Factors Contributing to Delay in Driving Licensure Among Teens and A Case for Bolstering GDL Policies

| 01:00 PM - 02:00 PM
Contact:
Lucia Terpak
Email:
Lucia.Terpak@cuanschutz.edu
What are the effects of teens delaying learning how to drive – or the phenomenon of “delay in driving licensure” (DDL)? How does it relate to Graduated Driver Licensing (GDL) approaches for teen safety? In this webinar, two national experts will discuss factors that contribute to DDL in teens (Dr. Vaca) and the benefits, status, and needed refinements in GDL (Dr. Weast), followed by audience questions.

Federico Vaca, MD, MPH is a Professor in Yale School of Medicine's Department of Emergency Medicine and Director of the Yale Developmental Neurocognitive Driving Simulation Research Center. Dr. Vaca is a practicing and board-certified emergency medicine physician. He previously served as a Medical Fellow for the U.S. Department of Transportation’s National Highway Traffic Safety Administration (NHTSA) in Washington, D.C. Over the last 20 years, his research has focused on occupant safety, adolescent development and behaviors that influence the risk of motor vehicle crash morbidity and mortality as well as health disparities in injury and alcohol use disorders. His research has been funded federally by the Eunice Kennedy Shriver National Institute of Child Health and Human Development (NICHD), NIH’s Office of Behavioral and Social Science (OBSSR), and the National Institute of Alcohol Abuse and Alcoholism (NIAAA).
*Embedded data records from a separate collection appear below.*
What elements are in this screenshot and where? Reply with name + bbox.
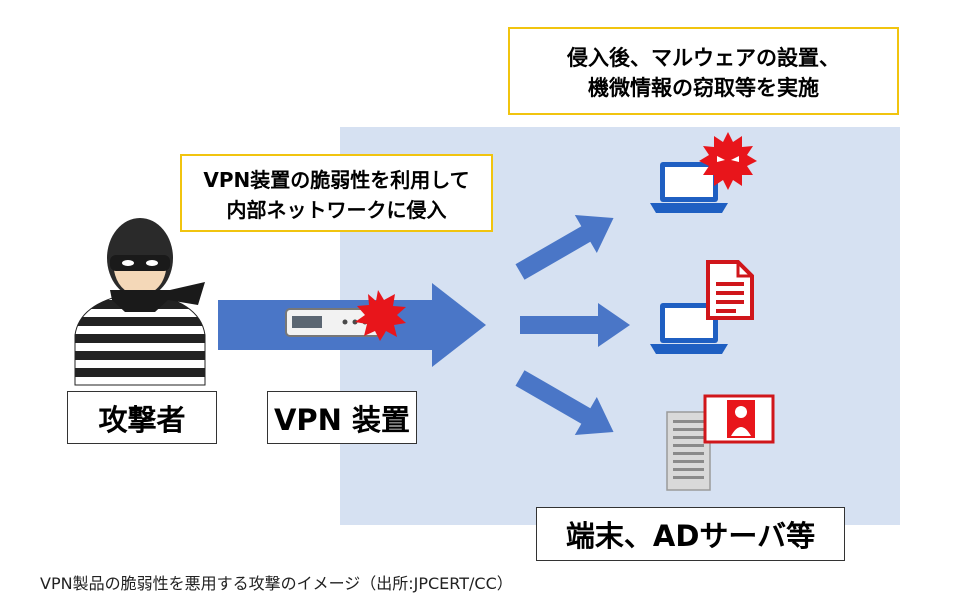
post-intrusion-callout: 侵入後、マルウェアの設置、 機微情報の窃取等を実施 <box>508 27 899 115</box>
document-icon <box>706 260 754 320</box>
vpn-exploit-line1: VPN装置の脆弱性を利用して <box>203 168 470 192</box>
vpn-exploit-callout: VPN装置の脆弱性を利用して 内部ネットワークに侵入 <box>180 154 493 232</box>
server-icon <box>666 411 711 491</box>
branch-arrow-down <box>515 370 614 436</box>
attacker-figure-icon <box>74 218 206 386</box>
vpn-exploit-line2: 内部ネットワークに侵入 <box>226 198 447 222</box>
vpn-device-label: VPN 装置 <box>267 391 417 444</box>
virus-icon <box>699 132 757 190</box>
id-card-icon <box>703 394 775 444</box>
targets-label: 端末、ADサーバ等 <box>536 507 845 561</box>
laptop-icon-middle <box>650 303 728 354</box>
exploit-burst-icon <box>355 290 406 341</box>
post-intrusion-line2: 機微情報の窃取等を実施 <box>588 76 819 100</box>
branch-arrow-up <box>515 214 614 280</box>
attacker-label: 攻撃者 <box>67 391 217 444</box>
branch-arrow-middle <box>520 303 630 347</box>
post-intrusion-line1: 侵入後、マルウェアの設置、 <box>567 46 840 70</box>
laptop-icon-top <box>650 162 728 213</box>
figure-caption: VPN製品の脆弱性を悪用する攻撃のイメージ（出所:JPCERT/CC） <box>40 574 513 593</box>
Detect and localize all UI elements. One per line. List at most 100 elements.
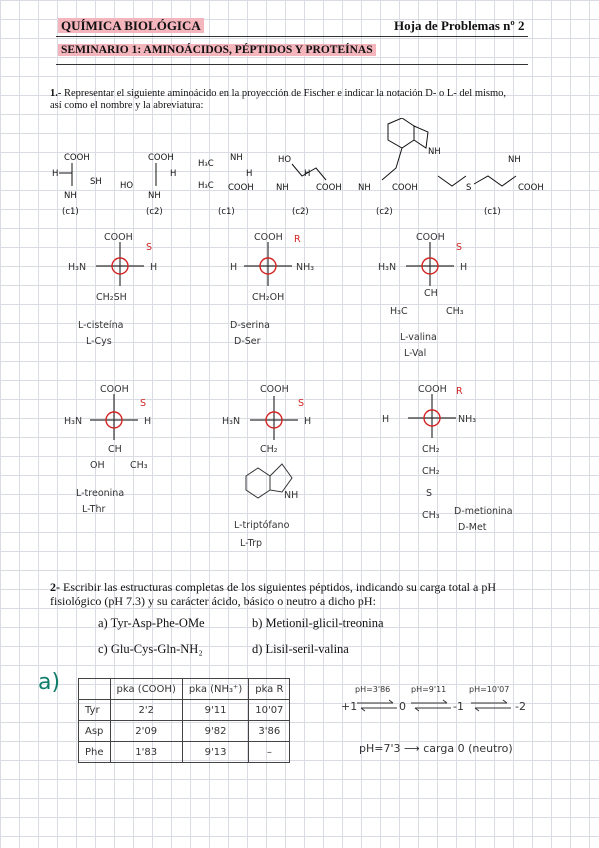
notation-d: D- bbox=[425, 88, 437, 99]
question-2-number: 2- bbox=[50, 580, 60, 594]
eq-state-2: -1 bbox=[453, 700, 464, 713]
val-h3c: H₃C bbox=[390, 306, 408, 317]
fischer-cys: COOH H₃N H CH₂SH S L-cisteína L-Cys bbox=[68, 232, 157, 347]
fischer-ser: COOH H NH₃ CH₂OH R D-serina D-Ser bbox=[230, 232, 314, 347]
ser-abbr: D-Ser bbox=[234, 336, 261, 347]
table-row: Phe 1'83 9'13 – bbox=[78, 741, 291, 763]
s3-h3c-bottom: H₃C bbox=[198, 181, 214, 191]
trp-cooh: COOH bbox=[260, 384, 289, 395]
met-name: D-metionina bbox=[454, 506, 513, 517]
eq-ph2: pH=9'11 bbox=[411, 685, 446, 694]
s2-nh3: NH bbox=[148, 191, 161, 201]
fischer-val: COOH H₃N H CH H₃C CH₃ S L-valina L-Val bbox=[378, 232, 467, 359]
pka-cell: Phe bbox=[78, 741, 111, 763]
trp-h3n: H₃N bbox=[222, 416, 240, 427]
trp-abbr: L-Trp bbox=[240, 538, 262, 549]
question-1-text-a: Representar el siguiente aminoácido en l… bbox=[64, 88, 426, 99]
label-c2-b: (c2) bbox=[292, 207, 309, 217]
ser-name: D-serina bbox=[230, 320, 270, 331]
fischer-row-1: COOH H₃N H CH₂SH S L-cisteína L-Cys COOH… bbox=[68, 232, 467, 359]
val-h: H bbox=[460, 262, 467, 273]
met-nh3: NH₃ bbox=[458, 414, 476, 425]
thr-oh: OH bbox=[90, 460, 105, 471]
eq-result: pH=7'3 ⟶ carga 0 (neutro) bbox=[359, 742, 513, 755]
question-2: 2- Escribir las estructuras completas de… bbox=[50, 580, 530, 608]
peptide-b: b) Metionil-glicil-treonina bbox=[252, 616, 384, 630]
cys-abbr: L-Cys bbox=[86, 336, 112, 347]
thr-cooh: COOH bbox=[100, 384, 129, 395]
s4-cooh: COOH bbox=[316, 183, 342, 193]
s5-benzene bbox=[387, 118, 415, 149]
peptide-a: a) Tyr-Asp-Phe-OMe bbox=[98, 616, 205, 630]
s2-h: H bbox=[170, 169, 176, 179]
eq-state-3: -2 bbox=[515, 700, 526, 713]
cys-h3n: H₃N bbox=[68, 262, 86, 273]
s3-cooh: COOH bbox=[228, 183, 254, 193]
s2-cooh: COOH bbox=[148, 153, 174, 163]
pka-header-row: pka (COOH) pka (NH₃⁺) pka R bbox=[78, 678, 291, 700]
charge-equilibrium: pH=3'86 pH=9'11 pH=10'07 +1 0 -1 -2 pH=7… bbox=[341, 685, 526, 755]
trp-h: H bbox=[304, 416, 311, 427]
label-c1-c: (c1) bbox=[484, 207, 501, 217]
ser-cooh: COOH bbox=[254, 232, 283, 243]
s3-h: H bbox=[246, 169, 252, 179]
s1-cooh: COOH bbox=[64, 153, 90, 163]
pka-cell: 2'2 bbox=[109, 699, 183, 721]
val-cooh: COOH bbox=[416, 232, 445, 243]
ser-config: R bbox=[294, 234, 301, 245]
s4-ho: HO bbox=[278, 155, 291, 165]
pka-cell: 3'86 bbox=[248, 720, 291, 742]
pka-cell: 1'83 bbox=[109, 741, 183, 763]
val-abbr: L-Val bbox=[404, 348, 426, 359]
s3-nh3: NH bbox=[230, 153, 243, 163]
notation-l: L- bbox=[446, 88, 457, 99]
sheet-title: Hoja de Problemas nº 2 bbox=[394, 18, 525, 33]
trp-nh: NH bbox=[284, 490, 298, 501]
ser-nh3: NH₃ bbox=[296, 262, 314, 273]
eq-state-0: +1 bbox=[341, 700, 357, 713]
pka-cell: 10'07 bbox=[248, 699, 291, 721]
s2-ho: HO bbox=[120, 181, 133, 191]
eq-ph3: pH=10'07 bbox=[469, 685, 509, 694]
ser-ch2oh: CH₂OH bbox=[252, 292, 284, 303]
s5-pyrrole bbox=[413, 125, 429, 149]
s6-nh3: NH bbox=[508, 155, 521, 165]
question-1-number: 1.- bbox=[50, 88, 62, 99]
cys-name: L-cisteína bbox=[78, 320, 123, 331]
eq-ph1: pH=3'86 bbox=[355, 685, 390, 694]
s5-chain bbox=[381, 147, 403, 181]
s5-nh3: NH bbox=[358, 183, 371, 193]
s4-nh3: NH bbox=[276, 183, 289, 193]
thr-name: L-treonina bbox=[76, 488, 124, 499]
pka-cell: – bbox=[248, 741, 291, 763]
seminar-divider bbox=[56, 64, 528, 65]
trp-ch2: CH₂ bbox=[260, 444, 278, 455]
pka-cell: 9'82 bbox=[181, 720, 250, 742]
met-ch3: CH₃ bbox=[422, 510, 440, 521]
s5-nh: NH bbox=[428, 147, 441, 157]
peptide-c: c) Glu-Cys-Gln-NH₂ bbox=[98, 642, 203, 656]
fischer-met: COOH H NH₃ CH₂ CH₂ S CH₃ R D-metionina D… bbox=[382, 384, 513, 533]
pka-table: pka (COOH) pka (NH₃⁺) pka R Tyr 2'2 9'11… bbox=[78, 678, 291, 763]
thr-h: H bbox=[144, 416, 151, 427]
pka-header-cooh: pka (COOH) bbox=[109, 678, 183, 700]
cys-h: H bbox=[150, 262, 157, 273]
s5-cooh: COOH bbox=[392, 183, 418, 193]
label-c2-c: (c2) bbox=[376, 207, 393, 217]
pka-header-r: pka R bbox=[248, 678, 291, 700]
answer-a-mark: a) bbox=[38, 670, 61, 695]
pka-cell: Tyr bbox=[78, 699, 111, 721]
met-config: R bbox=[456, 386, 463, 397]
fischer-trp: COOH H₃N H CH₂ NH S L-triptófano L-Trp bbox=[222, 384, 311, 549]
pka-cell: Asp bbox=[78, 720, 111, 742]
val-h3n: H₃N bbox=[378, 262, 396, 273]
val-name: L-valina bbox=[400, 332, 437, 343]
pka-cell: 9'11 bbox=[181, 699, 250, 721]
thr-h3n: H₃N bbox=[64, 416, 82, 427]
question-1-or: o bbox=[436, 88, 447, 99]
label-c1-b: (c1) bbox=[218, 207, 235, 217]
fischer-thr: COOH H₃N H CH OH CH₃ S L-treonina L-Thr bbox=[64, 384, 151, 515]
table-row: Tyr 2'2 9'11 10'07 bbox=[78, 699, 291, 721]
eq-arrow-2 bbox=[411, 699, 451, 712]
trp-name: L-triptófano bbox=[234, 520, 290, 531]
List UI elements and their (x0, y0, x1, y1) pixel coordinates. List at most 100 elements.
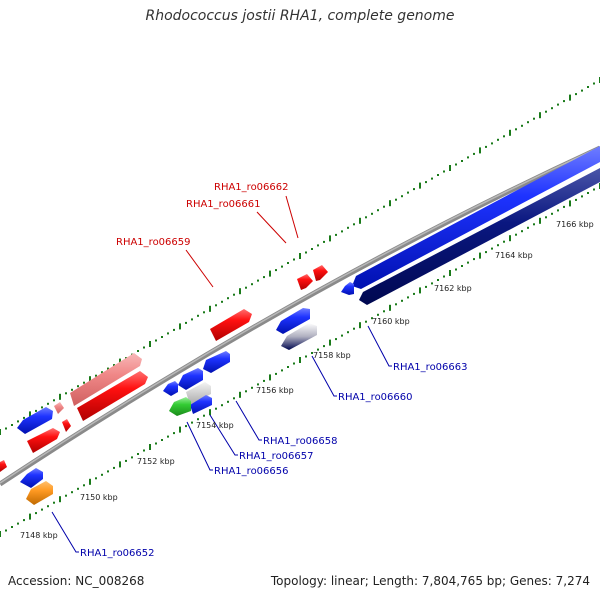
reverse-minor-tick (287, 366, 289, 368)
gene-blue-left-lower[interactable] (20, 468, 43, 488)
gene-red-small-tri[interactable] (62, 419, 71, 432)
forward-minor-tick (233, 293, 235, 296)
reverse-minor-tick (263, 379, 265, 382)
forward-minor-tick (365, 216, 367, 219)
forward-minor-tick (83, 381, 85, 384)
gene-label-RHA1_ro06659[interactable]: RHA1_ro06659 (116, 237, 191, 248)
reverse-minor-tick (413, 292, 415, 295)
gene-RHA1_ro06661[interactable] (297, 274, 313, 290)
reverse-minor-tick (101, 473, 103, 476)
forward-major-tick (539, 112, 541, 119)
forward-major-tick (0, 429, 1, 435)
gene-label-RHA1_ro06652[interactable]: RHA1_ro06652 (80, 548, 155, 559)
reverse-major-tick (29, 513, 31, 520)
gene-blue-mid-c[interactable] (163, 381, 178, 396)
gene-navy-white-small[interactable] (281, 323, 317, 350)
reverse-minor-tick (257, 383, 259, 386)
forward-minor-tick (101, 371, 103, 374)
gene-RHA1_ro06652[interactable] (26, 481, 53, 505)
forward-minor-tick (311, 248, 313, 250)
reverse-minor-tick (485, 251, 487, 254)
reverse-minor-tick (245, 390, 247, 393)
reverse-major-tick (179, 426, 181, 433)
gene-label-RHA1_ro06658[interactable]: RHA1_ro06658 (263, 436, 338, 447)
reverse-minor-tick (155, 442, 157, 445)
gene-blue-lower-b[interactable] (190, 395, 212, 414)
reverse-minor-tick (341, 334, 343, 337)
reverse-minor-tick (461, 265, 463, 267)
gene-blue-small-arrow[interactable] (341, 282, 354, 295)
gene-red-left-long[interactable] (77, 371, 148, 421)
reverse-minor-tick (545, 216, 547, 219)
forward-minor-tick (557, 103, 559, 106)
gene-blue-mid-b[interactable] (178, 368, 203, 390)
reverse-minor-tick (215, 407, 217, 410)
gene-label-RHA1_ro06663[interactable]: RHA1_ro06663 (393, 362, 468, 373)
leader-line-06652 (51, 511, 79, 553)
gene-pink-upper[interactable] (70, 353, 142, 406)
forward-minor-tick (473, 152, 475, 155)
forward-major-tick (359, 217, 361, 224)
gene-navy-long[interactable] (359, 168, 600, 305)
gene-RHA1_ro06663[interactable] (352, 146, 600, 289)
reverse-minor-tick (437, 279, 439, 281)
forward-minor-tick (545, 110, 547, 113)
forward-minor-tick (173, 328, 175, 331)
forward-minor-tick (95, 374, 97, 377)
forward-major-tick (449, 165, 451, 171)
gene-RHA1_ro06660[interactable] (276, 308, 310, 334)
reverse-minor-tick (53, 501, 55, 504)
gene-RHA1_ro06656[interactable] (169, 397, 191, 416)
reverse-minor-tick (527, 226, 529, 229)
forward-minor-tick (383, 205, 385, 208)
gene-RHA1_ro06657[interactable] (186, 382, 211, 405)
forward-minor-tick (245, 286, 247, 289)
gene-label-RHA1_ro06657[interactable]: RHA1_ro06657 (239, 451, 314, 462)
reverse-minor-tick (221, 404, 223, 407)
forward-minor-tick (371, 212, 373, 215)
genome-backbone (0, 145, 600, 487)
reverse-minor-tick (191, 421, 193, 424)
forward-minor-tick (347, 226, 349, 229)
forward-minor-tick (551, 107, 553, 110)
forward-major-tick (209, 305, 211, 312)
forward-minor-tick (587, 86, 589, 88)
leader-line-06657 (209, 414, 238, 456)
reverse-minor-tick (425, 285, 427, 288)
reverse-minor-tick (167, 435, 169, 438)
forward-minor-tick (227, 297, 229, 300)
forward-minor-tick (461, 160, 463, 162)
forward-minor-tick (107, 367, 109, 370)
reverse-minor-tick (95, 477, 97, 480)
forward-major-tick (269, 270, 271, 277)
forward-major-tick (299, 253, 301, 259)
reverse-minor-tick (401, 299, 403, 302)
gene-RHA1_ro06658[interactable] (203, 351, 230, 373)
forward-minor-tick (437, 174, 439, 176)
reverse-major-tick (329, 339, 331, 346)
gene-label-RHA1_ro06656[interactable]: RHA1_ro06656 (214, 466, 289, 477)
reverse-minor-tick (365, 320, 367, 323)
reverse-major-tick (419, 287, 421, 294)
forward-minor-tick (275, 269, 277, 272)
gene-red-left-short[interactable] (27, 428, 60, 453)
reverse-minor-tick (125, 459, 127, 462)
gene-blue-left-upper[interactable] (17, 407, 53, 434)
kbp-label-7164: 7164 kbp (495, 251, 533, 260)
reverse-minor-tick (185, 425, 187, 428)
leader-line-06663 (367, 325, 392, 367)
reverse-minor-tick (473, 258, 475, 261)
forward-minor-tick (77, 385, 79, 388)
gene-label-RHA1_ro06661[interactable]: RHA1_ro06661 (186, 199, 261, 210)
gene-label-RHA1_ro06660[interactable]: RHA1_ro06660 (338, 392, 413, 403)
gene-label-RHA1_ro06662[interactable]: RHA1_ro06662 (214, 182, 289, 193)
gene-RHA1_ro06659[interactable] (210, 309, 252, 341)
forward-major-tick (479, 147, 481, 154)
forward-minor-tick (185, 321, 187, 324)
gene-pink-small[interactable] (54, 402, 64, 414)
reverse-minor-tick (23, 519, 25, 522)
forward-minor-tick (41, 406, 43, 409)
gene-red-edge[interactable] (0, 460, 7, 472)
forward-minor-tick (563, 100, 565, 103)
gene-RHA1_ro06662[interactable] (313, 265, 328, 281)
Rebecca Weast, PhD is a Research Scientist at the Insurance Institute for Highway Safety (IIHS). Dr. Weast received a master’s degree and a doctorate in psychology from the University of Virginia and a bachelor's degree from Franklin and Marshall College. She joined the IIHS in 2016 and conducts research primarily on issues related to teen drivers and drowsy driving. The IIHS is an independent, nonprofit scientific and educational organization dedicated to reducing the losses — deaths, injuries and property damage — from motor vehicle crashes.